Right Attitudes

Inspirational Quotations #892

You cannot be fuelled by bitterness. It can eat you up but it cannot drive you.
Benazir Bhutto (Pakistani Politician)

We are only activated by one desire—what we can do for the community and how we can help the nation strengthen itself.
Stella Isaacs, Marchioness of Reading (English Humanitarian)

Omit needless words. Vigorous writing is concise. A sentence should contain no unnecessary words, a paragraph no unnecessary sentences, for the same reason that a drawing should have no unnecessary lines and a machine no unnecessary parts.
William Strunk, Jr. (American Writer)

Never support two weaknesses at the same time. It’s your combination sinners—your lecherous liars and your miserly drunkards—who dishonor the vices and bring them into bad repute.
Thornton Wilder (American Novelist, Dramatist)

Not being boring is quite a challenge.
Ian McEwan (British Novelist, Short-Story Writer)

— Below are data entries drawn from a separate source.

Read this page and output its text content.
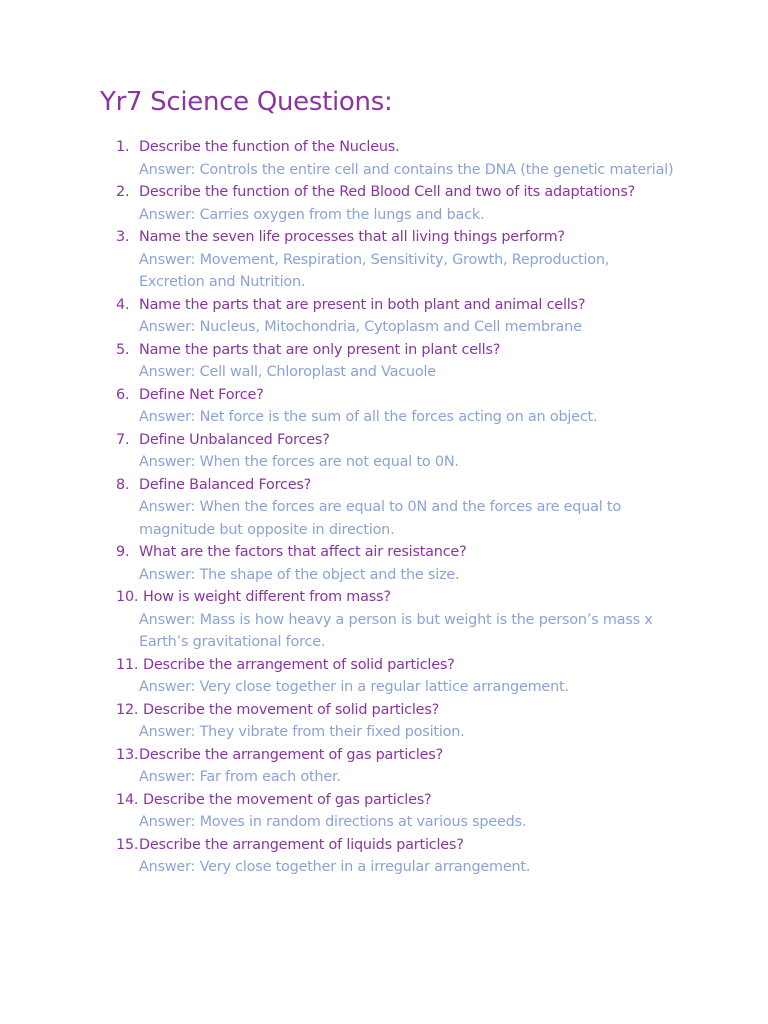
Yr7 Science Questions:
1. Describe the function of the Nucleus.
Answer: Controls the entire cell and contains the DNA (the genetic material)
2. Describe the function of the Red Blood Cell and two of its adaptations?
Answer: Carries oxygen from the lungs and back.
3. Name the seven life processes that all living things perform?
Answer: Movement, Respiration, Sensitivity, Growth, Reproduction, Excretion and Nutrition.
4. Name the parts that are present in both plant and animal cells?
Answer: Nucleus, Mitochondria, Cytoplasm and Cell membrane
5. Name the parts that are only present in plant cells?
Answer: Cell wall, Chloroplast and Vacuole
6. Define Net Force?
Answer: Net force is the sum of all the forces acting on an object.
7. Define Unbalanced Forces?
Answer: When the forces are not equal to 0N.
8. Define Balanced Forces?
Answer: When the forces are equal to 0N and the forces are equal to magnitude but opposite in direction.
9. What are the factors that affect air resistance?
Answer: The shape of the object and the size.
10. How is weight different from mass?
Answer: Mass is how heavy a person is but weight is the person’s mass x Earth’s gravitational force.
11. Describe the arrangement of solid particles?
Answer: Very close together in a regular lattice arrangement.
12. Describe the movement of solid particles?
Answer: They vibrate from their fixed position.
13. Describe the arrangement of gas particles?
Answer: Far from each other.
14. Describe the movement of gas particles?
Answer: Moves in random directions at various speeds.
15. Describe the arrangement of liquids particles?
Answer: Very close together in a irregular arrangement.
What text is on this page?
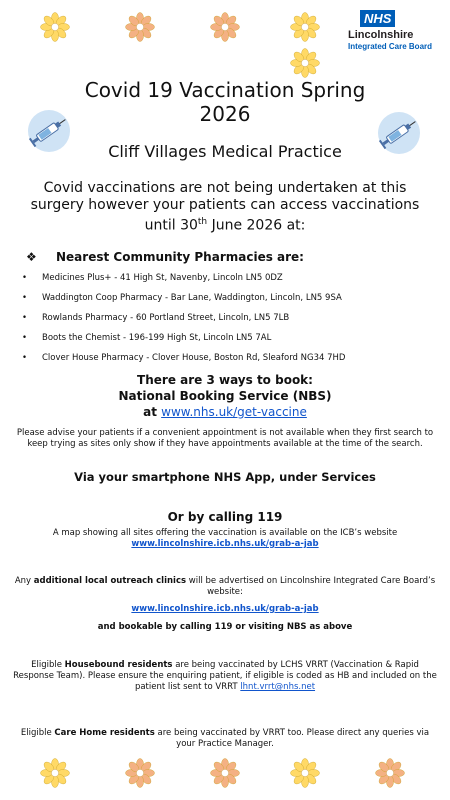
NHS
Lincolnshire
Integrated Care Board
Covid 19 Vaccination Spring
2026
Cliff Villages Medical Practice
Covid vaccinations are not being undertaken at this surgery however your patients can access vaccinations until 30th June 2026 at:
❖ Nearest Community Pharmacies are:
• Medicines Plus+ - 41 High St, Navenby, Lincoln LN5 0DZ
• Waddington Coop Pharmacy - Bar Lane, Waddington, Lincoln, LN5 9SA
• Rowlands Pharmacy - 60 Portland Street, Lincoln, LN5 7LB
• Boots the Chemist - 196-199 High St, Lincoln LN5 7AL
• Clover House Pharmacy - Clover House, Boston Rd, Sleaford NG34 7HD
There are 3 ways to book:
National Booking Service (NBS)
at www.nhs.uk/get-vaccine
Please advise your patients if a convenient appointment is not available when they first search to keep trying as sites only show if they have appointments available at the time of the search.
Via your smartphone NHS App, under Services
Or by calling 119
A map showing all sites offering the vaccination is available on the ICB’s website www.lincolnshire.icb.nhs.uk/grab-a-jab
Any additional local outreach clinics will be advertised on Lincolnshire Integrated Care Board’s website:
www.lincolnshire.icb.nhs.uk/grab-a-jab
and bookable by calling 119 or visiting NBS as above
Eligible Housebound residents are being vaccinated by LCHS VRRT (Vaccination & Rapid Response Team). Please ensure the enquiring patient, if eligible is coded as HB and included on the patient list sent to VRRT lhnt.vrrt@nhs.net
Eligible Care Home residents are being vaccinated by VRRT too. Please direct any queries via your Practice Manager.
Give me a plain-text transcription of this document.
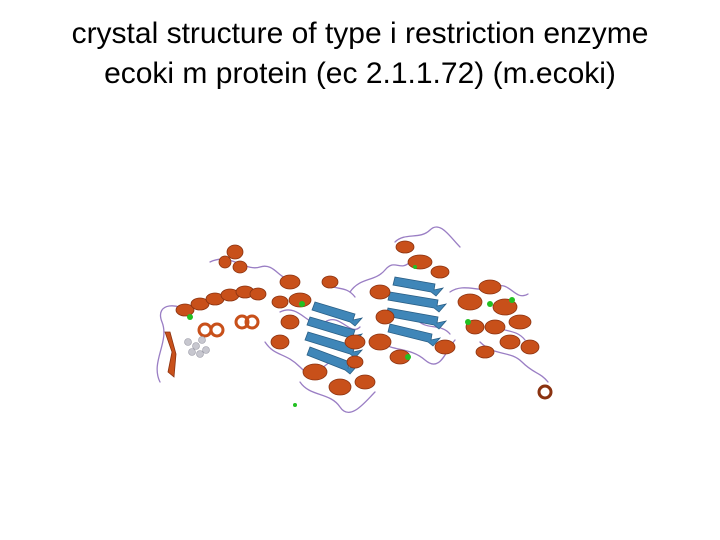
crystal structure of type i restriction enzyme
ecoki m protein (ec 2.1.1.72) (m.ecoki)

For the nearer any one approaches to God, the more he is illuminated, and therefore the more clearly does he see the majesty and mercy of God.
Bonaventure (Italian Christian Scholar)

There are a thousand thousand reasons to live this life, every one of them sufficient.
Marilynne Robinson (Novelist, Essayist)

Like most other things not apparently useful to man, it has few friends, and the blind question “Why was it made?” goes on and on, with never a guess that first of all it might have been made for itself.
John Muir (American Naturalist)

The sleep of kings is on an anthill.
Pashto Proverb

If the misery of the poor be caused not by the laws of nature, but by our institutions, great is our sin.
Charles Darwin (British Naturalist)

Even overweight cats instinctively know the rule: when fat, arrange yourself in slim poses.
John Weitz (American Fashion Designer)

Read, every day, something no one else is reading. Think, every day, something no one else is thinking. Do, every day, something no one else would be silly enough to do. It is bad for the mind to continually be part of unanimity.
Christopher Morley (American Novelist, Essayist)

From quiet homes and first beginning,
Out to the undiscovered ends,
There’s nothing worth the winning,
But laughter and the love of friends.
Hilaire Belloc (British Writer, Poet)

Human curiosity, the urge to know, is a powerful force and is perhaps the best secret weapon of all in the struggle to unravel the workings of the natural world.
Aaron Klug (English Biophysicist)

Reflecting the values of the larger capitalistic society, there is no prestige whatsoever attached to actually working. Workers are invisible.